At the event, hosted by the seven Irish Universities (under the banner Irish Universities Promoting Science) in association with the RDS and the Irish Times, one postgraduate student from each University delivered a presentation on their scientific research in a non-scientific manner to a public audience and a panel of celebrity judges.

Pictured: Stephen Nolan, winner of first prize at the ‘Science Speak’ national intervarsity in Dublin’s RDS
Pictured: Stephen Nolan, winner of first prize at the
‘Science Speak’ national intervarsity in Dublin’s RDS

The celebrity judging panel included Adi Roche (Director, Chernobyl Children’s Project), Peter Brabazon (Programme Director, Discover Science and Engineering, Forfas), Kathriona Devereux (Presenter, RTE Scope), Paul Reynolds (Crime Correspondent, RTE) and Dick Ahlstrom (Science Editor, Irish Times). Pat Kenny (Presenter, RTE) was compere on the night.

In his presentation titled ‘Kidney Disease - When Good Cops Go Bad,’ Nolan explained what happens in kidney disease at the cellular level and how sometimes our white blood cells - the body’s own defense mechanisms - can cause more harm than good. As a UCD postgraduate student, he is currently investigating the effect of the white blood cells on kidney cells and how they can contribute to kidney damage. The ultimate aim of his research is to prevent this ‘self-attack’ phenomenon and to reduce the frequency and severity of kidney disease.

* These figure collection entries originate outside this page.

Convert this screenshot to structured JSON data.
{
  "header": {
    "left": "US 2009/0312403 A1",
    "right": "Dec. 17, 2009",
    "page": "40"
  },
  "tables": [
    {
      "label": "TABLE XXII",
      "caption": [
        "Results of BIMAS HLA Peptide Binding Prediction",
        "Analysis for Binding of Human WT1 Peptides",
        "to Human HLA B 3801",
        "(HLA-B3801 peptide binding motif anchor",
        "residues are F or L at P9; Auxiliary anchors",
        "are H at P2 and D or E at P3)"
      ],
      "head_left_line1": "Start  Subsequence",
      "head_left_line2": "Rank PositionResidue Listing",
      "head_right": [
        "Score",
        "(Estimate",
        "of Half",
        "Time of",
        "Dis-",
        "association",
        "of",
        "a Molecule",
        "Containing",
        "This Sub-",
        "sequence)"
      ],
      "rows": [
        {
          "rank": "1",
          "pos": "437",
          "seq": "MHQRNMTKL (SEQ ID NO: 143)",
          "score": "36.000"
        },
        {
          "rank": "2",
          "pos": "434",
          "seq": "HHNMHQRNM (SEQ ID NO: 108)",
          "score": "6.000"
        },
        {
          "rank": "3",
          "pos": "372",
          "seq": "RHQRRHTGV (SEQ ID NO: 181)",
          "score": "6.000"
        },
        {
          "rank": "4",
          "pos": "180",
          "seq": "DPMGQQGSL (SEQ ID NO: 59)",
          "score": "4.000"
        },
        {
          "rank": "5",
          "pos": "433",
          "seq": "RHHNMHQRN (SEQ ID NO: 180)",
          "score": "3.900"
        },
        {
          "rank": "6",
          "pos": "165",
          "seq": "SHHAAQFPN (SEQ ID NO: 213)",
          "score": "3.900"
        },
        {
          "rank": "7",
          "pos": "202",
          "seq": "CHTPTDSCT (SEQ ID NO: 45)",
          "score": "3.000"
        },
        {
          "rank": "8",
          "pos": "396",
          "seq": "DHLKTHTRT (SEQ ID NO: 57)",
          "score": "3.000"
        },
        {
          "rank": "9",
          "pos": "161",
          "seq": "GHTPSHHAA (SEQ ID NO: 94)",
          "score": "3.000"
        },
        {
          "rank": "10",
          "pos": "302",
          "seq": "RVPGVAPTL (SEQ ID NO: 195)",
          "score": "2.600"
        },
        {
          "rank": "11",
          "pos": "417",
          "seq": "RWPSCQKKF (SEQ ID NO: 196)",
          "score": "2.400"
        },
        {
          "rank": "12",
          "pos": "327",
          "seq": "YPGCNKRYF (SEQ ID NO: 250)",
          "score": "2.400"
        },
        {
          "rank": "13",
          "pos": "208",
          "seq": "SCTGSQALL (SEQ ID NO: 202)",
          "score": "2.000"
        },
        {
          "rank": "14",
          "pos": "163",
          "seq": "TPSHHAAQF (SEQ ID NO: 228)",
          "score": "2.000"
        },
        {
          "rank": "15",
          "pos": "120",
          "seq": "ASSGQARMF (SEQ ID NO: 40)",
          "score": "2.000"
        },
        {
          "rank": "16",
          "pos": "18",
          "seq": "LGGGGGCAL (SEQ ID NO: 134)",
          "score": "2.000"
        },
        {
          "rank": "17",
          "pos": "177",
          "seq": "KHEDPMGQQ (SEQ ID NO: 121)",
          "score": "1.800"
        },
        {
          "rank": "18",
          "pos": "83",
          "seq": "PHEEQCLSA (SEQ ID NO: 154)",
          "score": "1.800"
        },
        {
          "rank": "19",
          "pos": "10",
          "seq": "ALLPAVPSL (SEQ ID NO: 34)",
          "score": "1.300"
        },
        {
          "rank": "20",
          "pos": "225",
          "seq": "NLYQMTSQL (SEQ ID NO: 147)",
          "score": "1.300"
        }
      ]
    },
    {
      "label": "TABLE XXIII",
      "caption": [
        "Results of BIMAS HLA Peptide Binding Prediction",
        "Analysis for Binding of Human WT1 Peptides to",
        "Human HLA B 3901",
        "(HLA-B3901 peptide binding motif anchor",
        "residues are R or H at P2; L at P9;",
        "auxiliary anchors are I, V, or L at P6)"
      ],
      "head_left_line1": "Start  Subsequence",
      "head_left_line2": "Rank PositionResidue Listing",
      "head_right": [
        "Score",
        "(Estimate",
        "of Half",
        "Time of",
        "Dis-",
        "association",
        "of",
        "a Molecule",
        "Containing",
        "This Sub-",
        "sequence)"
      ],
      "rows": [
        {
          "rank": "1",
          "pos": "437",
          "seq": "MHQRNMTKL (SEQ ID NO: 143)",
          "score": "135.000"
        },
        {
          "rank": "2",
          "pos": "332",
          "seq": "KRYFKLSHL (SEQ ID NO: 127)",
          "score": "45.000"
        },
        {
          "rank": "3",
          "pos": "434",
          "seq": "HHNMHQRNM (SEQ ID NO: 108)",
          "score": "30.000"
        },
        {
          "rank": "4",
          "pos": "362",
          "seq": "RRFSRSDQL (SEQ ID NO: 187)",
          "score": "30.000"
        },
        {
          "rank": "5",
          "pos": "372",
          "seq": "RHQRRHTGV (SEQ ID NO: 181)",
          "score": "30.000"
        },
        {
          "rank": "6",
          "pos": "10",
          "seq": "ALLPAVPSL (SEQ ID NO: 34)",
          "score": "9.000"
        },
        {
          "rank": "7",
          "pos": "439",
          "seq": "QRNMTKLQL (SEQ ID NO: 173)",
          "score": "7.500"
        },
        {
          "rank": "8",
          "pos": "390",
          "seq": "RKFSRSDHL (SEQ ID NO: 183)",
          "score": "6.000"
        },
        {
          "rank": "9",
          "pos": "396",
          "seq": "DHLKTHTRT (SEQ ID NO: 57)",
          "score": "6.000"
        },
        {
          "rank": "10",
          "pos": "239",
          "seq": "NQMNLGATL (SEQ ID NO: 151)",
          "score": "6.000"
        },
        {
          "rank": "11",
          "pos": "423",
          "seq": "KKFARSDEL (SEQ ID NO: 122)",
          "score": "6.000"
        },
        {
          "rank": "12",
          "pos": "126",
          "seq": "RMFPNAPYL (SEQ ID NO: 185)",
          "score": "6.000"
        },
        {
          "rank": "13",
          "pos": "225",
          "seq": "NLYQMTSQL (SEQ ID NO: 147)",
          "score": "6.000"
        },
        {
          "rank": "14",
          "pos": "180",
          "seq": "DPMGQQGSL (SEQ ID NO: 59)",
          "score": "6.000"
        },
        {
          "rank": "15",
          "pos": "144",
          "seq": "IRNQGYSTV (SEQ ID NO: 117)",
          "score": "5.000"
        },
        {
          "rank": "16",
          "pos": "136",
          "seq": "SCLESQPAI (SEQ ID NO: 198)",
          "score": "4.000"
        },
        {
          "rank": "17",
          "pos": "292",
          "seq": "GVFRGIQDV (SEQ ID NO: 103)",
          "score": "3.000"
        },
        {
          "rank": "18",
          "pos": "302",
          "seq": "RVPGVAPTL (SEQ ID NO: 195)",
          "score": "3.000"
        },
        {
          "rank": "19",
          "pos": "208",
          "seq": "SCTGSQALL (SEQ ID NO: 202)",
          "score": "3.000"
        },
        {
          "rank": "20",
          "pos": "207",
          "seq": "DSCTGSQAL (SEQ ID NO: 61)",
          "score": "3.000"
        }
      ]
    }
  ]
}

The other presentations at 'Science Speak 2006' were:

  • Edel Sugrue
    School of Chemical Sciences, DCU
    'Need for Speed'
  • Jenny Ullgren
    Dept of Earth & Ocean Sciences, NUIG
    'Oceanography: 'traffic reports' from the ocean
  • Ciaran Mac an Bhaird
    Dept of Mathematics, NUIM
    'Solving equations and Gausian sums'
  • Nicolle Wilke
    Dept of Electronics, UCC & Tyndall National Institute
    'Microneedles - forget about pain and anxiety'
  • Gillian Roddie
    Dept of Zoology, TCD
    'Reservoir Dogs'
  • Jim O'Doherty
    Physics Dept, College of Science, UL
    'Skin deep? Scratching the surface to reveal skin health'

The public audience and the celebrity judges were fully-engaged and entertained by each of the seven postgraduate students’ presentations on the night. But Nolan emerged the winner of the non-jargon science research presentations with his talk: ‘Kidney Disease - When Good Cops Go Bad.’

The prizes, sponsored by Wyeth Biotech, were presented by Minister Mary Upton TD.


Stephen Nolan:
‘Kidney disease: when good cops go bad!’


The kidneys consist of millions of tiny tubes called nephrons, which perform the very important function in the body of constantly purifying the blood, much like a sieve. In kidney disease or kidney fibrosis the kidney becomes scarred and begins to malfunction as excess amounts of proteins gather inside the kidney, causing swelling which blocks the tubes preventing them from filtering and cleaning the blood, like a sieve when it becomes blocked. Damage to the kidney can cause it to be invaded by the body’s defensive white blood cells as they attempt to cure the problem. However sometimes these white blood cells can cause more harm than good and can cause c change in cell type within the kidney. Cells which normally form a functioning part of the kidney ‘transform’ into cells which release proteins and thus add to the progression of the disease. My work involves investigating the effect of the white blood cells on the kidney cells and how they might work together to aid the damage to the kidney.